In part 1 of this series, we busted a deep-rooted misconception about millennials in the workplace and how they pursue career development.

In part 2, we take a close look at the engagement and productivity challenges presented within multi-generational workspaces and how managers can bridge the generation gap for better engagement and productivity.

In praise of a multi-generational workforce

Recent evidence shows that bridging the generation gap in the workplace can have a positive impact on productivity levels and overall results. A recent study by McDonald's shows that their multi-generational workforce not only enhances the franchise’s business performance, but also resulted in employees feeling 10% happier, along with improved customer satisfaction.

Claire Hall, Chief People Officer for McDonald's UK, said of the results:

“As these insights show, teams that bring together a mix of people of different ages and at different life stages are fundamental to creating a happy and motivated workplace and to delivering a great customer experience.

"The age range of our people at McDonald’s now spans an incredible 75 years. Diverse and committed restaurant teams will remain at the heart of our business and I hope other employers will recognise the benefits.”

Bridging the generation gap

The UK’s workforce comprises of three different generations which have each been raised against the backdrop of diverse social, economic and historical landscapes. This has led to individuals from each generation being stereotyped by management teams based on the year they were born. A generalised perception only succeeds in ignoring the complexity and diversity of humans from all walks of life.

In order to successfully foster collaboration and increase productivity within a multi-generational workforce, it’s imperative that HR professionals and leaders strive to overcome existing stereotypes in order to promote synergies, mutual respect and consideration.

According to a recent study by PwC, millennials say that they are actually comfortable working with older generations and value mentors in particular. However, there are signs of tensions.

  • 38% said that senior management do not relate to younger workers
  • 34% said that their personal drive was intimidating to other generations.
  • Nearly half of respondents felt that their managers did not always understand the way they use technology at work.

Rapid demographic changes in the workplace coupled with the incorporation of new generations into managerial positions may lead to conflicts in defining organisational values and culture. For this reason, HR managers of organisations participating in the Best Workplaces awards agree that, as millennials are entering into the job market in ever increasing numbers, organisations should have a deep knowledge of coexisting generations’ needs and expectations in order to anticipate potential engagement threats.

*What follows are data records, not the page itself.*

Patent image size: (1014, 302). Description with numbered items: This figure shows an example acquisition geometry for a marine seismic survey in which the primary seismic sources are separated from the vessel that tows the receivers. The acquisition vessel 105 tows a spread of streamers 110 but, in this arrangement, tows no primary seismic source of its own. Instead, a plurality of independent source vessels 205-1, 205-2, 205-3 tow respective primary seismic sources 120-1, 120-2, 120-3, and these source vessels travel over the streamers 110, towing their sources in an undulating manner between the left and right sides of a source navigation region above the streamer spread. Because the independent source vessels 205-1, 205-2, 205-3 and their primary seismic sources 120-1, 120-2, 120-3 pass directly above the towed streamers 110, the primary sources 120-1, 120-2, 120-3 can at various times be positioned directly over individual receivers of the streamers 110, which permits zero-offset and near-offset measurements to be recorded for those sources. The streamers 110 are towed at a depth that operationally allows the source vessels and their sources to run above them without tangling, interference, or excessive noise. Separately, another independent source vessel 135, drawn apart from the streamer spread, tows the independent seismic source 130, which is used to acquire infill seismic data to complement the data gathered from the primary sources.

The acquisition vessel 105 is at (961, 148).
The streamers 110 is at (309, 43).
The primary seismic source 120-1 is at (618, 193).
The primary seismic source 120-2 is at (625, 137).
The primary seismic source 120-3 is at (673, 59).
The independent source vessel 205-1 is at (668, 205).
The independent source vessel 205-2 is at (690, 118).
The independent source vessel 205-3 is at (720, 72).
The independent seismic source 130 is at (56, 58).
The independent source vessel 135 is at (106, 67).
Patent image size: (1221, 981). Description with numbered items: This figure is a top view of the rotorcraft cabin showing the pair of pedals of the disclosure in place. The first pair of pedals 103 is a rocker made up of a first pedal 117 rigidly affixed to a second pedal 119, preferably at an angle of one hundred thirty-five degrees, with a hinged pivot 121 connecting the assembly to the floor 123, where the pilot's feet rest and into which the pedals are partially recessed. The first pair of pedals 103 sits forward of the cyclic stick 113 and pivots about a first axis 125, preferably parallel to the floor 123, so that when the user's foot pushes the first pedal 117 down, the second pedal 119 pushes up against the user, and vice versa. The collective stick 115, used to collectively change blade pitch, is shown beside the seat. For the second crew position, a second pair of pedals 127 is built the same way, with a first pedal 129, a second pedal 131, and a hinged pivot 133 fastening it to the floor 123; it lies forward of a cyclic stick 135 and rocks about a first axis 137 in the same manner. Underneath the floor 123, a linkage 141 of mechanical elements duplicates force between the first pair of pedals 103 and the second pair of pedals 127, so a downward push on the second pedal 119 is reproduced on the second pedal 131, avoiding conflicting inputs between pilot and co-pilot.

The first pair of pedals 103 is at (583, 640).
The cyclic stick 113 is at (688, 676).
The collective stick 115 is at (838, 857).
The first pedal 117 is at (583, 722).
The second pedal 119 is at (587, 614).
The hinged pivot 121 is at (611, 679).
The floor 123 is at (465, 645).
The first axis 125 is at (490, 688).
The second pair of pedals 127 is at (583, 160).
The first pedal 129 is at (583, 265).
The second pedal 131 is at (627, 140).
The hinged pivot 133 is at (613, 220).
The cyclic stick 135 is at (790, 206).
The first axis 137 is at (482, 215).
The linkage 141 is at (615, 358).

Top tips to manage a multi-generational workforce

  • Recognise the advantages of having multiple perspectives from employees and managers of different ages.
  • Provide age diversity training so everyone understands the myths about each age group.
  • Offer cross-generational mentoring by pairing employees from different age groups and different positions within the company. A focus on technology provides a great way to bridge the generation gap and skills gap at the same time.
  • Provide communications training to make it easier for everyone to work together.
  • Recognise the benefit of flexible working hours for all life stages.